Another layer of data security regulations has been added to healthcare, this time by the state. The 50th state to pass such a law, the Alabama Data Breach Notification Act of 2018 went into effect on June 1 with the intent to protect and alert Alabama residents to breaches of their personal data stored or used by most any company.
"Don't think this doesn't apply to you just because your healthcare business comes under HIPAA," says Randy Rupp, CISSP, with ICS Medtech. "You could easily bleed over between the two laws."
Unlike the Health Insurance Portability and Accountability Act (HIPAA), the state act pertains to any company or person that acquires or uses sensitive personally identifying information (SPII). Also unlike HIPAA, it not only requires these entities to install security measures to protect that data, but also to assess those measures. "Basically you should have plain, clear information on how you address any risks to that data and how you measure whether it is effective," Rupp says.
Though HIPAA does allude to the need for assessing the effectiveness of safeguards in a written risk assessment, it does not require that those measures be spelled out.
The new state law also specifically states that external breach risks must be identified, unlike HIPAA.
HIPAA only requires internal risks be noted. "It's more vague, interpretative language," Rupp says. "Alabama's law is the same requirements but in more detail than HIPAA."
"It speaks to the same thing," says Curtis Woods with Integrated Solutions. "The intention was already there in HIPAA/HITECH. Alabama just used the wording. It really doesn't change what should be done."
Alabama's law also requires each company to specify one employee as the cyber-security officer. "Every company must now have someone designated in writing as responsible for coordinating all of the data security measures," Woods says.
This kind of specificity has brought approval from IT experts for the new law. "We love it," Rupp says. "Rather than just giving you a mandate, they tell you what to do to meet the mandate."
For instance, Alabama lists the exact pieces of personal data that fall under the auspices of the law, such as an individual's health insurance policy number or an email address with a password that would permit access to an online account.
"The average person can read it and understand it, and it's only 17 pages long," Woods says. "It's also stronger than some other states."
Whereas most states require breaches to be reported in 90 days, Alabama halves that to 45 days. "And if remediation is not occurring in a timely fashion, then the Alabama Attorney General can issue a $5,000 fine per day up to $500,000 per breach," Woods says. Those fines would be in conjunction to whatever the federal government may levy on a provider for the breach.
The fines and the cost of responding to breaches now means every healthcare business also needs cyber-security insurance. "You've got to have it. It's as important to a business as having professional liability insurance," Woods says. "I just upped ours."
Most practices get $50,000 as a rider to their malpractice insurance, says Rupp. "But there's no way this is ever going to be enough to cover you in case of a breach."
"Half a million would be a minimum for anybody," Woods says. "You have all the legal fees, forensics, the audit per HIPAA, filings with authorities, all the mailings to notify those affected, plus to cover your time spent dealing with this. And if you have to pay fines, that half million could get eaten up in a heartbeat."

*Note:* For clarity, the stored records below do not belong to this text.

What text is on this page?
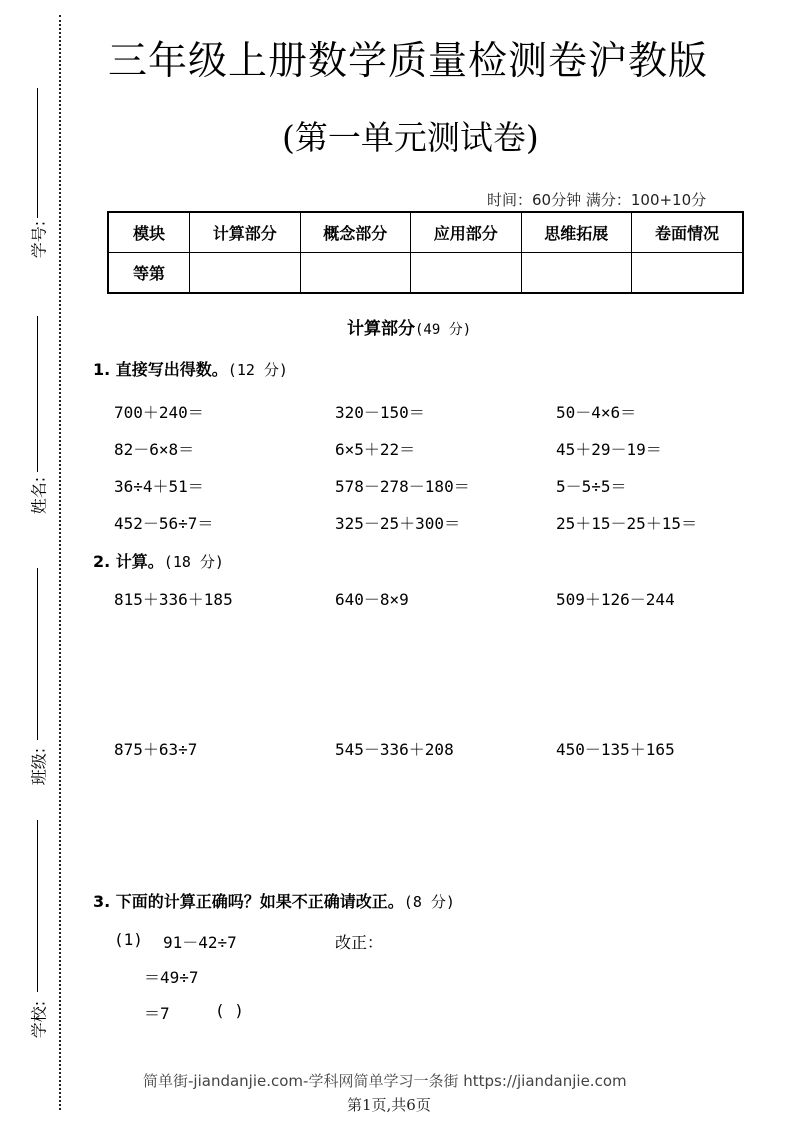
学号:
姓名:
班级:
学校:
三年级上册数学质量检测卷沪教版
(第一单元测试卷)
时间：60分钟 满分：100+10分
模块	计算部分	概念部分	应用部分	思维拓展	卷面情况
等第					
计算部分(49 分)
1. 直接写出得数。(12 分)
700＋240＝	320－150＝	50－4×6＝
82－6×8＝	6×5＋22＝	45＋29－19＝
36÷4＋51＝	578－278－180＝	5－5÷5＝
452－56÷7＝	325－25＋300＝	25＋15－25＋15＝
2. 计算。(18 分)
815＋336＋185	640－8×9	509＋126－244
875＋63÷7	545－336＋208	450－135＋165
3. 下面的计算正确吗？如果不正确请改正。(8 分)
(1) 91－42÷7	改正：
＝49÷7
＝7	( )
简单街-jiandanjie.com-学科网简单学习一条街 https://jiandanjie.com
第1页,共6页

Cyber-security insurance not only means financial coverage, but can also offer expert guidance when a breach occurs. "Your insurance company should be your first call," Woods says, to ensure their steps and professionals are followed to ensure coverage.
Many cyber insurers have their own lawyers and forensic teams. They may also take care of filing, reporting and notifications, along with satisfying any other states' breach laws that could apply to patients living outside of Alabama. "You can't run your business if you have to focus on all that," Woods says. "There are a lot of steps you have to go through."
The Alabama law also fills a gap left by HIPAA -- the handling of third-party vendors. Last year, 56 percent of breaches were caused by a third-party, a seven percent increase from 2016, according to the Ponemon Institute Data Risk in the Third-Party Ecosystem study.
"In the last three years, the biggest breaches have been by third-party vendors," Rupp says. Hackers burrowed their way into Target through the HVAC vendors, who remotely controlled the temperature. "Don't just think of IT vendors. Think of anybody who touches your environment no matter what they do. You have to know and document how they access anything in your environment and, most importantly, how that vendor will make sure any SPII data is safe and secure."
Breaches, say IT experts, are no longer about embarrassment when precautions are taken. "No place is safe anymore," Woods says, including the cloud and off-site data storage facilities. "But breaches are not an everyday occurrence in Alabama, either." The HHS (HIPAA enforcers) website shows seven breaches in the state over the last 18 months. "These are only the confirmed ones. Most of them are not reported."
But Alabama's new breach law may help bring more to light and raise the vigilance of companies, including in healthcare. "The law is good. It's strong. It does protect," Woods says. "Now let's see if it will get enforced."